GM was very shareholder oriented all the time and I think it continues to be. I see two potential motivations on GM side:
1) Frustration on permanently depressed valuation and lack of patience to wait until it catches with intrinsic value (which I'm estimating at close to $200, vs. today's ~$40).
2) Being "blackmailed" into this deal by SoftBank. Maybe they effectively threatened that they will buy other AV startups and subsidize the human-operated ride sharing competitors of GM's future network in the markets GM will deploy. That way, GM wouldn't be able to reach scale on the demand side, until SoftBank-funded AV technologies catch up and become good-enough for commercial deployment through existing ride-sharing networks. Few companies have capability to outspend SoftBank and GM's shareholders might not have a stomach for that. Alphabet of course has the resources, but I doubt they will be able to deploy at the same pace that GM will.
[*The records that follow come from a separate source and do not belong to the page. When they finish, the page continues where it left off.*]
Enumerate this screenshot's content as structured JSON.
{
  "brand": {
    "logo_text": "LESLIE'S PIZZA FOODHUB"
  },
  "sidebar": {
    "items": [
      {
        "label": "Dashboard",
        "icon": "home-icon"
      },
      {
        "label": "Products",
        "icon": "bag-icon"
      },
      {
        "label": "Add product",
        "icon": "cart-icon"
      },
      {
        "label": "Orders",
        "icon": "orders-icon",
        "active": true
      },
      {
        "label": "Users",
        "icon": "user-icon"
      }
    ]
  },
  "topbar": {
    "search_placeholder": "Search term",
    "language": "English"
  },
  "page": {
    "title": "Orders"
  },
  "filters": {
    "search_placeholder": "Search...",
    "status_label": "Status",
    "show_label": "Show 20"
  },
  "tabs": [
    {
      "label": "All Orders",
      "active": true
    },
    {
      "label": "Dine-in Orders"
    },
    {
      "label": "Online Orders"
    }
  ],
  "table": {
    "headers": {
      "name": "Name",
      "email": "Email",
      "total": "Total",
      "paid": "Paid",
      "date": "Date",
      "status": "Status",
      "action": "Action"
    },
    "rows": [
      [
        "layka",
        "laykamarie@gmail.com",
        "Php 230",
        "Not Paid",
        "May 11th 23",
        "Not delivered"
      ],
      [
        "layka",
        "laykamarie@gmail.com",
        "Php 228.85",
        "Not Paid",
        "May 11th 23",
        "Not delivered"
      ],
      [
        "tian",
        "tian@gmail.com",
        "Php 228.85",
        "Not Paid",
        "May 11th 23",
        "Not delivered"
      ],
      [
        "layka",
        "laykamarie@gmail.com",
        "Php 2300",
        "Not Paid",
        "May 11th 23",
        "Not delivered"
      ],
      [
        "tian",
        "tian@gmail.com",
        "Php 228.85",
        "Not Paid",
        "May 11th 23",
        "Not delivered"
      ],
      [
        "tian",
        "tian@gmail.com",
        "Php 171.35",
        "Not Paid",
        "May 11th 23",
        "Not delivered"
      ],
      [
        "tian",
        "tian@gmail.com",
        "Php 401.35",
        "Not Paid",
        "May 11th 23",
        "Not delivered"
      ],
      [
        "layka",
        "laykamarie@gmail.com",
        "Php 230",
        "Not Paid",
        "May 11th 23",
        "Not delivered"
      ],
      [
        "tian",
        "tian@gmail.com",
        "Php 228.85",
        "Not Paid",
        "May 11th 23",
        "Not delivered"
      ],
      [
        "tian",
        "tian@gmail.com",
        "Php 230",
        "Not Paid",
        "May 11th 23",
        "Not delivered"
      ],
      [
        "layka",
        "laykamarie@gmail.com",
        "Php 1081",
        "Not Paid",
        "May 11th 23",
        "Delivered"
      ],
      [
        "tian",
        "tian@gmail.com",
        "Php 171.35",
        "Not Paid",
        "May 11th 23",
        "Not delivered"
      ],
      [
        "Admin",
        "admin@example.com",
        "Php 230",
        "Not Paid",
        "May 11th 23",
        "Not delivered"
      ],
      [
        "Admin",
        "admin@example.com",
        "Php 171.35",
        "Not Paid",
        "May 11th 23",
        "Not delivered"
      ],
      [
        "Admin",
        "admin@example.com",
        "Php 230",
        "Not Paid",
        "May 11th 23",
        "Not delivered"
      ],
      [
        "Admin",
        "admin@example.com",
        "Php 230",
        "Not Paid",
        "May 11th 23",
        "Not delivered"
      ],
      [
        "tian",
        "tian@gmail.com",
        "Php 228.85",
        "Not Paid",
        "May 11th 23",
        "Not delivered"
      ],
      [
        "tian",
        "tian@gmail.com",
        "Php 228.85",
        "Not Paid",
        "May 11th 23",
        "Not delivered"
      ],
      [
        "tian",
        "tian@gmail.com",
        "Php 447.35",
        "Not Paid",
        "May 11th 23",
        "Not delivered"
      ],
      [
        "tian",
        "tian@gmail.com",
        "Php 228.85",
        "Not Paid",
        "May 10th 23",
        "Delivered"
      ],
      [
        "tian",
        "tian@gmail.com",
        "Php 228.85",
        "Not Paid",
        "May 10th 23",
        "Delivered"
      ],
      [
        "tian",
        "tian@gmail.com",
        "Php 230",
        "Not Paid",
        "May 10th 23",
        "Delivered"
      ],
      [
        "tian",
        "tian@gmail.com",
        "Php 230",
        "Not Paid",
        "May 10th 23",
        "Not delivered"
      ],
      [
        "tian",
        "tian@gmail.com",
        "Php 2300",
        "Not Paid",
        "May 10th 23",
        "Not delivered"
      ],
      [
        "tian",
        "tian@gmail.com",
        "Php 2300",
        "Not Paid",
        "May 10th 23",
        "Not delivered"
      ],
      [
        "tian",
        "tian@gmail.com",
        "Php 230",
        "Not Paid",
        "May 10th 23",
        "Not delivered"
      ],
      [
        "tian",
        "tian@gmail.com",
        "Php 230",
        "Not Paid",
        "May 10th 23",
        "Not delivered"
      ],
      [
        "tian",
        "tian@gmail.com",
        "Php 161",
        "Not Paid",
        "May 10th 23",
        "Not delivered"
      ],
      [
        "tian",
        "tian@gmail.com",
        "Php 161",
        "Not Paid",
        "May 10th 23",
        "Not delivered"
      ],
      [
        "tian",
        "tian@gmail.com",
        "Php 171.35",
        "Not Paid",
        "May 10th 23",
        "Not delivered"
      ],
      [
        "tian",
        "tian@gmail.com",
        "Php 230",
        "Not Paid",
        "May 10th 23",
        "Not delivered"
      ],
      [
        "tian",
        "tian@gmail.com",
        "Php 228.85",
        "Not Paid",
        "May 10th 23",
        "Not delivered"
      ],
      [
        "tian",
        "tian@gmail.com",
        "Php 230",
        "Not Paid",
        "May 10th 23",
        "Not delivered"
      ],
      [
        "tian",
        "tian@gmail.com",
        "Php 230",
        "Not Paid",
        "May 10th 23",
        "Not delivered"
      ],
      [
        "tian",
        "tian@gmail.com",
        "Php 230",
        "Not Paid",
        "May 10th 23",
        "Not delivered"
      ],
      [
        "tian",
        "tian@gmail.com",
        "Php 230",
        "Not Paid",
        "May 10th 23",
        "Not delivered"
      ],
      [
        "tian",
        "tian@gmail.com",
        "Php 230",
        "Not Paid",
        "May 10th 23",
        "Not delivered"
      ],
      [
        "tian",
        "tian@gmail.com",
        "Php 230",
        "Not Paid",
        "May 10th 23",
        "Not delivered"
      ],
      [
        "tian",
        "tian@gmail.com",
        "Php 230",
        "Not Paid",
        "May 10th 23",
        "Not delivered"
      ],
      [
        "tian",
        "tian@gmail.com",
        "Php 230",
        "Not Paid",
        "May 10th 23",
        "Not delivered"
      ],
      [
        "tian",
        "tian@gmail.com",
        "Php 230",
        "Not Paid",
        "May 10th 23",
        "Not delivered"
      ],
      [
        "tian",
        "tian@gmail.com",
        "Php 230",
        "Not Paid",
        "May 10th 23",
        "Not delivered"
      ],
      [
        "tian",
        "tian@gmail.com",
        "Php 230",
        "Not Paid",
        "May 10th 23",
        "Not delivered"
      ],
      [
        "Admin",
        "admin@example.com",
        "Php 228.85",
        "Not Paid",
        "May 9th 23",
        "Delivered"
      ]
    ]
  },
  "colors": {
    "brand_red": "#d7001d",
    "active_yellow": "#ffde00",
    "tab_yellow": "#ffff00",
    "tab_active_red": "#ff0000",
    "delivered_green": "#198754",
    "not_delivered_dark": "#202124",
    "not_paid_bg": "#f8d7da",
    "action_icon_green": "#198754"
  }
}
But it's good that GM keeps the option of having their own network open, per Seeking Alpha transcript:

John Murphy

But Dan the concern I guess is like what we’ve seen in the past with other fleet sales and obviously is a very different thing than what we’ve seen in the past with these. But there is some concern that you would be supplying vehicles to a fleet and then be diminished in value in value capture. So I mean is there way that even if you partner with somebody else and selling to a fleet or partnering with a fleet that you can really protect yourself in economics. Do you think even that has been in the past in the value chain?

Dan Ammann

We see this in a very different way. We think the -- bringing this technology to scale with the right level of safety and really operationalizing and then commercializing and it’s been an extraordinarily unique challenge, and we don’t see a number of people being successful with that in the near term. It’s also important as we talked about before to understand that the rate of improvement and rate of iteration that we’ve been talking about, that continues just as much the day after commercial deployment as it does between now and then. This is a product and a service that will continue to improve rapidly over time. That’s why we think rate of development is so important. That’s we think first mover advantage is so important. And so we think this is a completely different dynamic versus some of the other business models that you alluded to.

It is true that selling AV fleets will not be the same as selling dumb car fleets, but I doubt there is much value to be captured beyond the value of the TaaS service itself. This means, that as soon as a few players can deploy cars at scale, a race towards basic economics is almost inevitable and will put a tough ceiling on profits of even the most efficient and successful company.


There's also an interesting theory in the comment:
What I gather from this transcript is:
1. Most Analysts are still crueless.
2. No spin-off is planned.
3, GM will be valued as Sum-of-Parts: OEM and Taas.
4. Masayoshi Son is a great partner for global TaaS market.
5. There’re two segments of TaaS:
1). Moving people.
2). moving goods.
6. On moving goods, GM’partners are:
1). US-Amazon
2). China-Alibaba.
7. On Moving people, GM partners are:
1). US-Uber.
2). China- ?

I agree with first 3 points. I also think that GM will likely partner with others on retail part of 'moving goods' segment. For "Uber Rush" equivalent, I can see them potentially going alone too.

For moving people, which I expect to be the core of TaaS business, I think anything except Cruise deploying their own network would be a mistake.
Given that economics of AV win hands down with human-operated ones, especially in mature markets, I think it won't be hard for GM to quickly take over customers from Uber and Lyft. The very high Customer Lifetime Value of ride-sharing users, can easily justify Customer Acquisition Cost even into the thousands and the product is going to be very sticky.

To sum up, I see this as a validation of my thesis, that reduces risk of my GM stake, but also reduces the potential reward, as I just 'lost' 20% of it to SoftBank in exchange for them being presumably less aggressive in this space and some pocket change.